La segunda vida de la flores”, de Jorge Fernández Díaz es la mejor novela argentina que he leído desde bastantes años atrás. Trata sobre el amor. Mejor dicho sobre la imposibilidad del amor. Mejor dicho sobre lo letal y abismal del amor cuando se hace posible. Todo ello sumergido en el líquido amniótico que nos alberga a lo largo de nuestras vidas: la fracasada completud de los afectos.
Fernández el autor y Fernández el protagonista, que también es escritor, comienzan por presentarnos al dermatólogo octogenario, un seductor legendario que da cátedra de su especialidad en el bar “Montecarlo” de Palermo Pobre, el barrio de la memoria. Con Fernández por testigo anuncia que hará su última conquista, como el deportista que decide que la próxima competencia será la definitiva para que sus admiradores puedan regalarle la merecida ovación. Luego será el turno de Fernández de relatar al golpeado dermatólogo seductor la ristra de mujeres que pasaron por su vida intentando llenar el succionante vacío de recién divorciado, cada una de ellas representando distintas caras del amor esquivo, o de lo que es casi lo mismo, del amor demasiado inundante que asfixia y aleja. Y el autor lo hace con lealtad a un principio fundamental de la ficción que lo emparienta con Soriano y con Cercas, un principio demasiadas veces olvidado: apoderarse del lector y no soltarlo desde la primera página, no distraerse en ningún renglón de sacudirlo, conmoverlo, de ayudarlo a que refleje sus propios rostros y sus propios cuerpos, darle respiros de humor y de reflexiones inteligentes para de inmediato hundirlo de cabeza en el fascinante juego azaroso y casi siempre inútil de estar vivo.

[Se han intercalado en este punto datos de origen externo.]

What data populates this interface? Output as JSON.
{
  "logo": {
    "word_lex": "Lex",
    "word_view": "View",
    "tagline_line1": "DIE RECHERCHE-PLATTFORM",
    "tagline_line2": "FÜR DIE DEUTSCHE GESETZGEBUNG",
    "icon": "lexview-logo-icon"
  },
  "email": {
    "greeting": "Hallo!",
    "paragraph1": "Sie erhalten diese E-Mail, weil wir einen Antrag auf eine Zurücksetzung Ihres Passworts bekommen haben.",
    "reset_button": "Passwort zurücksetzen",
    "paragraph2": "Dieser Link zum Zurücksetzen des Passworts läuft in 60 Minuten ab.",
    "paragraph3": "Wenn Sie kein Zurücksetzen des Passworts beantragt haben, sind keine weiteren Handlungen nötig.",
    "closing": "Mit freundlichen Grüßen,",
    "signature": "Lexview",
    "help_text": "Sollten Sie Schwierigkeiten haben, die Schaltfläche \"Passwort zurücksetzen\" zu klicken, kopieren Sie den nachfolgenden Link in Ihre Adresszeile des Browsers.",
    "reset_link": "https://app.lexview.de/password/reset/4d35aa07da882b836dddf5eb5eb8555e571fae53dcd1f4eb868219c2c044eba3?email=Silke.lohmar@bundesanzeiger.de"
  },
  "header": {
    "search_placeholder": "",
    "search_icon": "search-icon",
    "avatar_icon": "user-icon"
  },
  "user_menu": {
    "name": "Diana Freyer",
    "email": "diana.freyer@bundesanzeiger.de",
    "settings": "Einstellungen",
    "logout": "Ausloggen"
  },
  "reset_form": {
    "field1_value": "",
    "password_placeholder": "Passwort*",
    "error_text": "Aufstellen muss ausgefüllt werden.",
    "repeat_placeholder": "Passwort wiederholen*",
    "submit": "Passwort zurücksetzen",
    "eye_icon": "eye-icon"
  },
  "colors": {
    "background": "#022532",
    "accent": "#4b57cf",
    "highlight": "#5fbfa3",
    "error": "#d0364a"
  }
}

Emerge la mujer también recién divorciada que usa a Fernández de trampolín para zambullirse en otra pareja, la bella incapaz de amor que canjea conveniencia posible por pasión inalcanzable, la psicópata que oculta un propósito siniestro que hubiera cambiado la historia argentina, la que busca a Fernández de cómplice para consumar una venganza, y otras. Mechados con el ciclista enamorado que aprendió a retroceder en el tiempo, el extravagante encontrador de objetos perdidos, el ajedrecista de geriátrico torturado por su videncia.
Personajes que han transitado la literatura universal pero que en “La segunda vida…” aparecen renovados, virginales, iluminadas por el lenguaje con el que argentinas y argentinos de hoy hablamos y sobre todo pensamos, haciendo puntos de capitoné donde el texto lo reclama.
Lo que nos enrostra el libro de Fernández Díaz es que ‘pasión’ y ‘padecer’ tienen la misma raíz etimológica, y que la pasión amorosa roza con la inmolación, con la devastación. Pero también que, como nos sugiere el título y como nos enseña uno de los personajes, si cortamos ciertas flores (nuestras vidas dirigidas a la nada) y las dejamos flotar en el agua (la búsqueda del amor) revivirán (la esperanza de que quizás, después de todo, valga la pena agitarse como las absurdas marionetas de la frase de Shakespeare).
El final, cuando todo parece deslizarse hacia un aterrizaje en la serenidad de lo lógico, entra en una repentina zona de turbulencias del que surgen un par de ojos grises y una Amapola que, nos damos entonces cuenta, han estado presentes a lo largo de toda la novela escondidas detrás de lo aparente y que vienen a atar algunos cabos sueltos y a de-satar otros que parecían bien anudados. Y a confirmar la sentencia de la editora del libro del protagonista: “Este es un manual de pesca de altura. Acerca de cómo los hombres y las mujeres se pescan y eluden los unos a los otros durante toda la vida. Es una novela que contiene en sí misma, una primicia mundial que revolucionará la ciencia: ‘¡Los hombres también tienen corazón!’”. Descubrimiento que no llenará de goce a Fernández el protagonista, ni a Fernández el autor, ni a mí el lector. Aunque quizás debamos aceptar, parece decirnos esta maravillosa novela, que el sufrimiento amoroso sea el último reducto de vida vivida que nos queda.
* Escritor, historiador y psicoanalista.